İnsanlar, bu açmazlar sayesinde, daha iyi yaşamlar sürebilmek için var ettikleri tüzel varlıkların köleleri haline geliyorlar. Tıpkı resimde gördüğünüz gibi, birey için var olan tüzel varlık için bir süre sonra birey sadece kendisini oluşturan elementten öteye gidemiyor. Özgürlüğünü ilan eden tüzel varlık, yine o bireylerin elleri ile, dilleri ile, zihinleri ile var olsa da hepsinden bağımsız bir etki ile kendi varlığını en etkin şekilde sürdürebilmek için yapması gerekenden bir adım geri atmaz hale gelebiliyor. İşte Frankenstein böyle yaratılıyor. 

Hayat her koşulda hikaye üretmeye devam ediyor. Kimi hikayeler bizleri olmasını istediğimiz dünyada yaşayabilmek için umutlandırıyor.  Her kaidenin istisnası mevcut, ancak çok az kaide için istisnalar yel'in kayadan toz almasından öte etkiler yaratabiliyor. Daha fazla etki olacaksa da, yel ile birlikte, tüzel varlığın büyüklüğüne göre kimi zaman onlarca, yüzlerce insan ömrü uzunluğunda yağmurlar, depremler gerekiyor. Yalnız başına yel sadece ders alınası hikayeler üretiyor. 

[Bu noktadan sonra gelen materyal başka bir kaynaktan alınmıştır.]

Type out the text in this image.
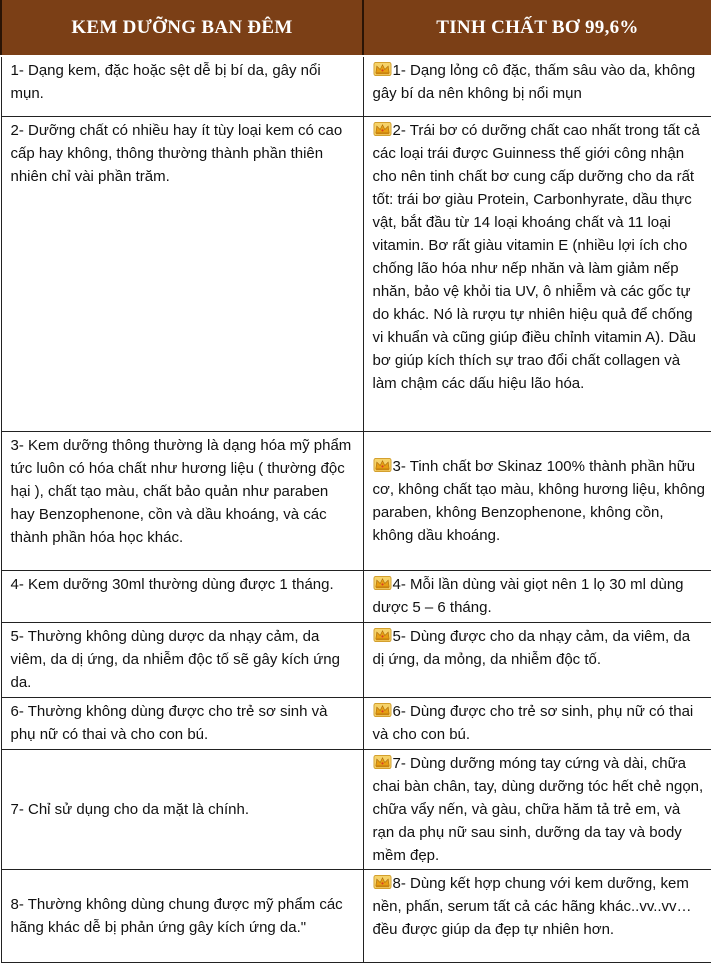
KEM DƯỠNG BAN ĐÊM	TINH CHẤT BƠ 99,6%
1- Dạng kem, đặc hoặc sệt dễ bị bí da, gây nổi mụn.	1- Dạng lỏng cô đặc, thấm sâu vào da, không gây bí da nên không bị nổi mụn
2- Dưỡng chất có nhiều hay ít tùy loại kem có cao cấp hay không, thông thường thành phần thiên nhiên chỉ vài phần trăm.	2- Trái bơ có dưỡng chất cao nhất trong tất cả các loại trái được Guinness thế giới công nhận cho nên tinh chất bơ cung cấp dưỡng cho da rất tốt: trái bơ giàu Protein, Carbonhyrate, dầu thực vật, bắt đầu từ 14 loại khoáng chất và 11 loại vitamin. Bơ rất giàu vitamin E (nhiều lợi ích cho chống lão hóa như nếp nhăn và làm giảm nếp nhăn, bảo vệ khỏi tia UV, ô nhiễm và các gốc tự do khác. Nó là rượu tự nhiên hiệu quả để chống vi khuẩn và cũng giúp điều chỉnh vitamin A). Dầu bơ giúp kích thích sự trao đổi chất collagen và làm chậm các dấu hiệu lão hóa.
3- Kem dưỡng thông thường là dạng hóa mỹ phẩm tức luôn có hóa chất như hương liệu ( thường độc hại ), chất tạo màu, chất bảo quản như paraben hay Benzophenone, cồn và dầu khoáng, và các thành phần hóa học khác.	3- Tinh chất bơ Skinaz 100% thành phần hữu cơ, không chất tạo màu, không hương liệu, không paraben, không Benzophenone, không cồn, không dầu khoáng.
4- Kem dưỡng 30ml thường dùng được 1 tháng.	4- Mỗi lần dùng vài giọt nên 1 lọ 30 ml dùng dược 5 – 6 tháng.
5- Thường không dùng dược da nhạy cảm, da viêm, da dị ứng, da nhiễm độc tố sẽ gây kích ứng da.	5- Dùng được cho da nhạy cảm, da viêm, da dị ứng, da mỏng, da nhiễm độc tố.
6- Thường không dùng được cho trẻ sơ sinh và phụ nữ có thai và cho con bú.	6- Dùng được cho trẻ sơ sinh, phụ nữ có thai và cho con bú.
7- Chỉ sử dụng cho da mặt là chính.	7- Dùng dưỡng móng tay cứng và dài, chữa chai bàn chân, tay, dùng dưỡng tóc hết chẻ ngọn, chữa vẩy nến, và gàu, chữa hăm tả trẻ em, và rạn da phụ nữ sau sinh, dưỡng da tay và body mềm đẹp.
8- Thường không dùng chung được mỹ phẩm các hãng khác dễ bị phản ứng gây kích ứng da."	8- Dùng kết hợp chung với kem dưỡng, kem nền, phấn, serum tất cả các hãng khác..vv..vv…đều được giúp da đẹp tự nhiên hơn.
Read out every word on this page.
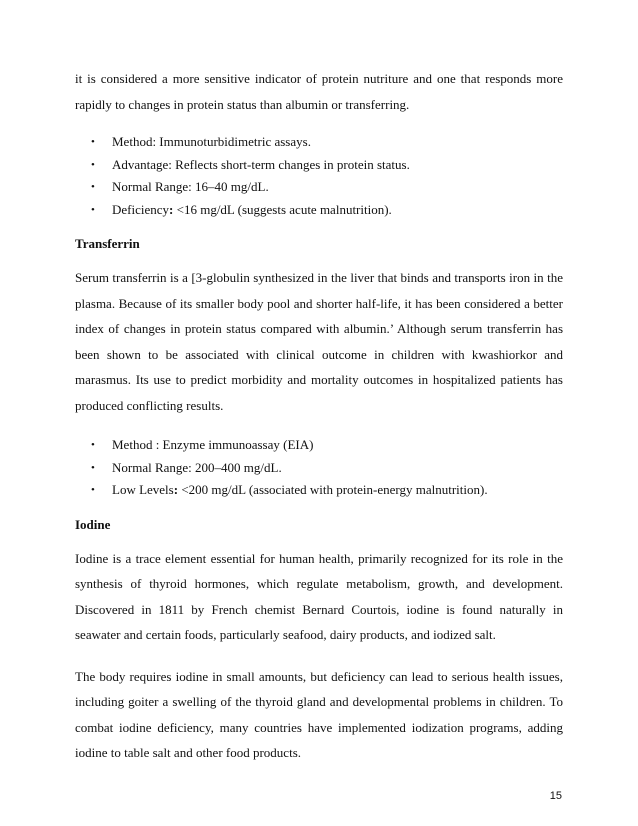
it is considered a more sensitive indicator of protein nutriture and one that responds more rapidly to changes in protein status than albumin or transferring.

• Method: Immunoturbidimetric assays.
• Advantage: Reflects short-term changes in protein status.
• Normal Range: 16–40 mg/dL.
• Deficiency: <16 mg/dL (suggests acute malnutrition).
Transferrin

Serum transferrin is a [3-globulin synthesized in the liver that binds and transports iron in the plasma. Because of its smaller body pool and shorter half-life, it has been considered a better index of changes in protein status compared with albumin.’ Although serum transferrin has been shown to be associated with clinical outcome in children with kwashiorkor and marasmus. Its use to predict morbidity and mortality outcomes in hospitalized patients has produced conflicting results.

• Method : Enzyme immunoassay (EIA)
• Normal Range: 200–400 mg/dL.
• Low Levels: <200 mg/dL (associated with protein-energy malnutrition).
Iodine

Iodine is a trace element essential for human health, primarily recognized for its role in the synthesis of thyroid hormones, which regulate metabolism, growth, and development. Discovered in 1811 by French chemist Bernard Courtois, iodine is found naturally in seawater and certain foods, particularly seafood, dairy products, and iodized salt.

The body requires iodine in small amounts, but deficiency can lead to serious health issues, including goiter a swelling of the thyroid gland and developmental problems in children. To combat iodine deficiency, many countries have implemented iodization programs, adding iodine to table salt and other food products.

15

Gördüğünüz küçük kırmızı kitap, "Küçük Kırmızı Kitap" olarak biliniyor. Mao Zedong'un düşüncelerinden kısa alıtnılar içermekte. Mao'nun iktidarının son döneminde ortay attığı kültür devrimi sırasında kitaba sahip olmak ve okumak bir vatandaşlık göreviymiş denebilir. Kitap, tüm zamanların en çok basılan kitapları listesinde batılı kaynaklara göre İncil'den sonra 800 milyon kopya ile ikinci kitap olarak kabul görse de, Çin'deki kaynaklardan, bu kitabın 5 ila 6,5 milyar adetleri arasında baskı yapıldığı iddia edilmekte. Bu eylemi ya da projeyi  sadece  Mao'nun tasarrufu olarak görmek kanımca pek makul değil. İşte bu proje ile tüzel varlık, bireylerin zihnindeki yerini kuvvetlendiriyor, kendisini var eden insanların elleri, dilleri, zihinleri yani varlıkları ile kendisi için çalışmaya devam ediyor.